I desperately want a Labour government. I have devoted most of my life to that objective. I want to see Keir Starmer in Number 10 and my successor Anneliese Dodds in Number 11. Every contribution I have made since standing down from the front bench has been supportive of the new administration.

So I don’t want anyone making mischief of my position on the need for support for renters. We need and should welcome honest discussion and debate about our policies and our political strategies.

People should not mistake democratic debate for dissent. My reason for urging support for renters is best set out in the report by the New Economics Foundation (NEF) published on 4th May. Its findings are pretty stark. NEF estimates that 5.6 million workers are at high risk of losing their jobs or hours as a result of social distancing measures. More than 1.2 million are living in privately rented accommodation.

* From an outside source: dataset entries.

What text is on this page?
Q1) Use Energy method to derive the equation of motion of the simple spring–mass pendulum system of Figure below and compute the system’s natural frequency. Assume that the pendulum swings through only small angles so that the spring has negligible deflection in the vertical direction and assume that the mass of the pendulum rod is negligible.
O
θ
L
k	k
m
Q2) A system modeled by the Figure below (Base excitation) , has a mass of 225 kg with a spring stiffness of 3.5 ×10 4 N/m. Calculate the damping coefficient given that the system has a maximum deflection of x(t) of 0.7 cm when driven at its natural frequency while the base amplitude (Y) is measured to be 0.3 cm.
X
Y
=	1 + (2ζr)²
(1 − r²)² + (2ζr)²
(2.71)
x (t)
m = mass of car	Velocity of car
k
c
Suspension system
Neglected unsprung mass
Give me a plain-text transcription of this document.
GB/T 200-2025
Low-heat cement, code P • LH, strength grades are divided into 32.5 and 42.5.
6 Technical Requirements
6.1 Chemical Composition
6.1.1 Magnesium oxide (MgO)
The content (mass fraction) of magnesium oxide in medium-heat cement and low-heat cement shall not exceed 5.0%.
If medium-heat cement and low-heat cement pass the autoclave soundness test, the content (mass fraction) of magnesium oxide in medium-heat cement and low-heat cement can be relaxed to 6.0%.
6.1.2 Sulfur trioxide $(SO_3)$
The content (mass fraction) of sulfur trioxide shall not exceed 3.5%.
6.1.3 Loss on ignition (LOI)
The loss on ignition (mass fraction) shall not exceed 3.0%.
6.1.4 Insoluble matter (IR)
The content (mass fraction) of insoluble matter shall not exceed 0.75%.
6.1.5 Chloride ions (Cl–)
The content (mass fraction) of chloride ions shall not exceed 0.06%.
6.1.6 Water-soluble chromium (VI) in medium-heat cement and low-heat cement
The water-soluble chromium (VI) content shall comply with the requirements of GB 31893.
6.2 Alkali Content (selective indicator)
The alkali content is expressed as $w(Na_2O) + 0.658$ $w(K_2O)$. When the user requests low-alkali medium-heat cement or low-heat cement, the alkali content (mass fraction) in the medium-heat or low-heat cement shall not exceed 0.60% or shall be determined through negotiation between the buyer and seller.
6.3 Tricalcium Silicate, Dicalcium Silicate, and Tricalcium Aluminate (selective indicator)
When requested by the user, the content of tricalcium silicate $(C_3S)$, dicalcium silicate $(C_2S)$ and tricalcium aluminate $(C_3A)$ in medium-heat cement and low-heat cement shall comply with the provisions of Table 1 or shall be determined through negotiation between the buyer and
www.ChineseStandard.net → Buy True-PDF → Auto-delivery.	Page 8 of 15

The report explains that many of these workers are likely to be missed by the government’s job retention wage support scheme and will be dependent on Universal Credit, waiting weeks to receive their full payment.

Even those supported on the jobs retention scheme will struggle to make ends meet. As NEF modelling has shown, employees on the median wage can expect to have a 16% cut in income. Renters spend on average a third of their income on rent so NEF argues that “a reduction in income by almost a fifth could rapidly make housing costs unaffordable.”

The NEF solution to prevent renters falling into hardship and an eviction crisis some time after the pandemic is a UK wide cancellation of rents and a mortgage freeze. It argues that this would have no significant additional cost to the government, though the Bank of England would need to cover lost liquidity for mortgage payments and some landlords would have to rely upon the jobs retention scheme like other workers. You can find the report on the NEF website: https:// neweconomics.org.

The argument that this policy is “UnLabour” is based on that traditional Tory view that people shouldn’t get something for nothing and that landlords need protecting. Actually, renters pay taxes like everybody else and at times of crisis deserve support like everybody else. On the “UnLabour” argument they wouldn’t be allowed access to NHS services and businesses currently being awarded tens of thousands of pounds in grants would be left to go to the wall. Under the NEF proposals landlords would also be protected.

So I end with a quote from Orwell in Animal Farm when the animals discuss overthrowing their oppressive farmer: “Remember also that in fighting against man we must not come to resemble him.”